Service Level Agreements (SLAs)¶
This Service Level Agreement (SLA) outlines the relationship between the CIRRUS team - who provides the on-premise cloud infrastructure - and its recognized users, including UCAR Employees, Visitors, and external collaborators authorized to use the on-premise cloud resources.
NSF NCAR | CISL operates Compute, Storage & Network hardware in robust Data Centers at multiple organizational facilities. The on-premise cloud offers users the ability to utilize those highly available, organizationally supported, compute resources for approved use cases. This includes access to routable network space and UCAR Domain Name Systems (DNS). These resources provide a supplement to computing needs that aren't fulfilled by the HPC offering, public cloud, or what is available locally.
Audience: Service Technical Staff, System Administrators, On & Off Site Personnel, and Authorized Affiliates
Recognized Customers: On & Off Site Personnel, and Authorized Affiliates
Important
Availability: The service is designed to operate 24/7. However, support is currently limited to business hours only.
Response Level and Service Definitions¶
Definitions¶
Response Times¶
Important
There is currently no after-hours support. All issues occurring after business hours will be triaged at the start of the next workday.
Backup & Disaster Recovery Policy¶
CIRRUS follows Infrastructure as Code (IaC) practices. All applications deployed on the on-prem cloud are defined via code repositories and can be redeployed as needed.

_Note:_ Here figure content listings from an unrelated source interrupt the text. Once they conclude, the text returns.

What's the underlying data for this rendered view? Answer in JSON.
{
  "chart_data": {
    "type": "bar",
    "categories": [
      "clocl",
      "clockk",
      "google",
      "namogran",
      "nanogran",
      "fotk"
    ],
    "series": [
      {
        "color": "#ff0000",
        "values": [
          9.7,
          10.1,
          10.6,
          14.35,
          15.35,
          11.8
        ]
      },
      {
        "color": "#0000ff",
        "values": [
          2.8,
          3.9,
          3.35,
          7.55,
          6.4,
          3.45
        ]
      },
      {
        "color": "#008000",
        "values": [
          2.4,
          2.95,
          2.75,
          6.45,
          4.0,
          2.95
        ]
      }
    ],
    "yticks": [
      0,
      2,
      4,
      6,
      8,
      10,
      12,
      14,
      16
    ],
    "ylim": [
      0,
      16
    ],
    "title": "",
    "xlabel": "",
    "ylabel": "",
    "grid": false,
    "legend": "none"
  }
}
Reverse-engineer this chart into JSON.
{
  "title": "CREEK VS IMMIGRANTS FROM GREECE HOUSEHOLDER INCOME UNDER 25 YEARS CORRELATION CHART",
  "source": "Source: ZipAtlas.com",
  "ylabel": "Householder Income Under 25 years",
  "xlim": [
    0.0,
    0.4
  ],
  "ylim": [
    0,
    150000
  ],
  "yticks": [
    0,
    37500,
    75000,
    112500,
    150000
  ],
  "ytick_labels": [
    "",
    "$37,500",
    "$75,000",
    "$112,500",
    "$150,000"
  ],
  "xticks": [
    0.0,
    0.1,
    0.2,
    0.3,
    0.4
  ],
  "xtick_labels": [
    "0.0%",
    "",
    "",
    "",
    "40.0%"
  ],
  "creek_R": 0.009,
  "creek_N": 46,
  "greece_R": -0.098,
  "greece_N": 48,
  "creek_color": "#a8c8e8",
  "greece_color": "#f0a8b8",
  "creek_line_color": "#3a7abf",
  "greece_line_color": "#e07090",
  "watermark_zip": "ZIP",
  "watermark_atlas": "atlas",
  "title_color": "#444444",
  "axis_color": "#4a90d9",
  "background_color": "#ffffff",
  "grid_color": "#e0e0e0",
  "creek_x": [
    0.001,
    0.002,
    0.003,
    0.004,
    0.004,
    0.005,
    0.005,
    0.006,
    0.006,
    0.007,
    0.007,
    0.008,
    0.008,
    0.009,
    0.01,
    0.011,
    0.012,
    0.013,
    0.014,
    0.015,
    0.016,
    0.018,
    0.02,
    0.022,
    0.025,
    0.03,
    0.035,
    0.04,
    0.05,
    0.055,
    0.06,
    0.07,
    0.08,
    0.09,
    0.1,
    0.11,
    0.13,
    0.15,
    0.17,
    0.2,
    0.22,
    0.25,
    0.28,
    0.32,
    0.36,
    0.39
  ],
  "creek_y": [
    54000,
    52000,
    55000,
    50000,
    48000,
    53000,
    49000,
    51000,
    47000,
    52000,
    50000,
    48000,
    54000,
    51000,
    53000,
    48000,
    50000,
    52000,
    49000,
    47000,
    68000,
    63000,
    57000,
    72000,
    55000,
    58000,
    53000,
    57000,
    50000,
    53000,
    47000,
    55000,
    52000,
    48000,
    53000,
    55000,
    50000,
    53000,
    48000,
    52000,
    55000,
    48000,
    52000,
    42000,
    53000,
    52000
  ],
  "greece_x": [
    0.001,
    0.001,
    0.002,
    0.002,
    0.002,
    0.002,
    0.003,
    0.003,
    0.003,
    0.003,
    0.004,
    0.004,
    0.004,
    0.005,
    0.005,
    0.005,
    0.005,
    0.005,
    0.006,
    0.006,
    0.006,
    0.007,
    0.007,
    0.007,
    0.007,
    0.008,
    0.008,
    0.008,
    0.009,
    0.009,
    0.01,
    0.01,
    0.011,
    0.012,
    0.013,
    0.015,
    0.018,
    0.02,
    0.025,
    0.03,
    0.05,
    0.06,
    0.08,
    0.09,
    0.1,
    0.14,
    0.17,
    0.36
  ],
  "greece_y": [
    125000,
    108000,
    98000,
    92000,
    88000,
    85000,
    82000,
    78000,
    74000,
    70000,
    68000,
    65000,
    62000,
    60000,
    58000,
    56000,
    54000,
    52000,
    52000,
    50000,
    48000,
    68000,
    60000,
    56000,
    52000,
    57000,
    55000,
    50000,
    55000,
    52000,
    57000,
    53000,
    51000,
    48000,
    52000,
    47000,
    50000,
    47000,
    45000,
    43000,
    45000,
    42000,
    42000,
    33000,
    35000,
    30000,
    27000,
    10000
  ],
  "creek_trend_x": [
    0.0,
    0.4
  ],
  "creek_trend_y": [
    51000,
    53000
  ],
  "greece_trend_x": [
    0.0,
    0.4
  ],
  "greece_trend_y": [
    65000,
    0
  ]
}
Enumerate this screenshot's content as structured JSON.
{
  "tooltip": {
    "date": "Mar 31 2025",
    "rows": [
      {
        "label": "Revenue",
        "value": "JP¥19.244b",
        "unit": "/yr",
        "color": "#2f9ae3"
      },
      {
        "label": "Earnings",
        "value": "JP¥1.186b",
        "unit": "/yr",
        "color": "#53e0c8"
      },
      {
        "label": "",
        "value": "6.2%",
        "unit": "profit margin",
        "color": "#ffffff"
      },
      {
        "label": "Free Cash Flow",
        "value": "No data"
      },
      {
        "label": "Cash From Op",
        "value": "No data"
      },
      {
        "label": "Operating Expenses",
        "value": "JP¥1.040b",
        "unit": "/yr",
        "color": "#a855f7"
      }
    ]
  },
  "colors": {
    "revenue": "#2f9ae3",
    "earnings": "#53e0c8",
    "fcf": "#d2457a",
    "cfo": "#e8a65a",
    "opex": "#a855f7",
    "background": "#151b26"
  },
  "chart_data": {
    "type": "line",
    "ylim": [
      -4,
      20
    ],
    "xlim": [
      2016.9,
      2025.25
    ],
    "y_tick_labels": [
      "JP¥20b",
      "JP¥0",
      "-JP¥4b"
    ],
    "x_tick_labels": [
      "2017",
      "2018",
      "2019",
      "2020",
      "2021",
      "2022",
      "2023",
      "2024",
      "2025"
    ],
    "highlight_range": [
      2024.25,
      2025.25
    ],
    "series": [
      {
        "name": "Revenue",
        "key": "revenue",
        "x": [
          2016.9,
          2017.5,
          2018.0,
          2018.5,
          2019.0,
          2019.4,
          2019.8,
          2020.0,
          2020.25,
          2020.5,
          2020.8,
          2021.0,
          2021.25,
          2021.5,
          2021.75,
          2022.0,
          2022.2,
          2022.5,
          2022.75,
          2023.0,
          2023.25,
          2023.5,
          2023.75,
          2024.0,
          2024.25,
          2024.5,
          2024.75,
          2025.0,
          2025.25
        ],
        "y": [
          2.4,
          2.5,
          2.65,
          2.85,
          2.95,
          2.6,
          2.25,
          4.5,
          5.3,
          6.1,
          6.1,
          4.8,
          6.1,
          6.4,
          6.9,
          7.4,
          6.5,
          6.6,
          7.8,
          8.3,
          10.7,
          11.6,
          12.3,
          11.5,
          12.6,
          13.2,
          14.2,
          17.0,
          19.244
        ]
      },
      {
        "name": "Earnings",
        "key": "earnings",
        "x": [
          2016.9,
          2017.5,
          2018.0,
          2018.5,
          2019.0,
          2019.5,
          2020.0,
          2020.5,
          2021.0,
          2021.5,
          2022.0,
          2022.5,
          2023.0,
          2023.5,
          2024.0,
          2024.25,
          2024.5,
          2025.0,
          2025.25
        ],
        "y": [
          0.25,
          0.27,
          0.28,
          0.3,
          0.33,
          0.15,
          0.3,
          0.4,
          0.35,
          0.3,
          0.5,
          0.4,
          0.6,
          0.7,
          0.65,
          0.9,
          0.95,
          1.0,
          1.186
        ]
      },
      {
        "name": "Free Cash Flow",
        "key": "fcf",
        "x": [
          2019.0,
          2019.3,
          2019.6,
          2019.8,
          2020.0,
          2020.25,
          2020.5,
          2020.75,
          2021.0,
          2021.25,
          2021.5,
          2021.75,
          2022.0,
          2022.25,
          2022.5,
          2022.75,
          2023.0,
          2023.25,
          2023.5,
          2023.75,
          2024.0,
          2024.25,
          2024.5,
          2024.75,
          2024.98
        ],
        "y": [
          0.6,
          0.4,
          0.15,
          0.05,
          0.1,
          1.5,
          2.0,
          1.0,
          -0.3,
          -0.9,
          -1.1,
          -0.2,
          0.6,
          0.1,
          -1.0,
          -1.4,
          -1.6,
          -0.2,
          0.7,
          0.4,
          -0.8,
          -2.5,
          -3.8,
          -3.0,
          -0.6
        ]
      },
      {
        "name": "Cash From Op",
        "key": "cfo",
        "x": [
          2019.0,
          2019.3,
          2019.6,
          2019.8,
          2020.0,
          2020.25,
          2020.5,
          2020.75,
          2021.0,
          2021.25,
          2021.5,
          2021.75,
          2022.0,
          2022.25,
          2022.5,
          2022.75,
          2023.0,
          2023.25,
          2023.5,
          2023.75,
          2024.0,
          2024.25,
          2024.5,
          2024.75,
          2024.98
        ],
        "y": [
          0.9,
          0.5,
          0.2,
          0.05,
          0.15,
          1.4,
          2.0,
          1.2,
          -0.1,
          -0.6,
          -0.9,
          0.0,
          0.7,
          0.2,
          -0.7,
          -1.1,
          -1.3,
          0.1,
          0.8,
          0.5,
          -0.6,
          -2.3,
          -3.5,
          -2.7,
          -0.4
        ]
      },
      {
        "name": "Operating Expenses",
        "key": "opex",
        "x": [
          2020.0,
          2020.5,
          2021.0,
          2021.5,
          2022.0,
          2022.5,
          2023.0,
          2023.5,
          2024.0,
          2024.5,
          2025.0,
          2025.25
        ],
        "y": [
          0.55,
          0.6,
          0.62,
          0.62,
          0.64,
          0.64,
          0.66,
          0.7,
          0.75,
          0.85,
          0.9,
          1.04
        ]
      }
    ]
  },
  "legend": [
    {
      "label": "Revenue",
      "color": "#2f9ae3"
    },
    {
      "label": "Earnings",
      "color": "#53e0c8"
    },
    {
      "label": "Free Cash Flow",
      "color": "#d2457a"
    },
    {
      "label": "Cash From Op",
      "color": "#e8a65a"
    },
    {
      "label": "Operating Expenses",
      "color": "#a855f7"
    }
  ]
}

- Application Backups: Applications themselves are not backed up individually; they are re-deployed via Argo CD and source-controlled templates.
- Argo CD: Argo projects are backed up after changes, enabling project restoration in case of data loss.
- Container Images (Harbor): Images stored in Harbor are backed up to object storage and can be restored from there.
Persistent Volume Backups¶
Persistent Volumes (PVs) in CIRRUS can be replicated across sites to improve resiliency.
To request PV replication for your application, please create a ticket.
Change Management¶
All changes must be submitted via a Jira ticket. For more information on this process, please see create tickets.
Tickets are reviewed and prioritized by the CIRRUS Product Owner.
- Critical and Urgent tickets will be addressed based on SLA response times.
- Regular requests are reviewed during the team's bi-weekly planning sessions.
Contact Information¶
Business Hours: 08:00 - 17:00 MST, Monday - Friday
Primary Contact: Nick Cote
Secondary Contact: Submit a Jira Request
Off Hours Contact: Nick Cote and/or Jira Request
Monitoring & Reporting¶
For observability, the CIRRUS infrastructure leverages:
- Prometheus for metrics collection
- Grafana for visualization and dashboards
- Loki for centralized log aggregation
These tools work together to detect, surface, and alert the CIRRUS team to any operational issues within the platform.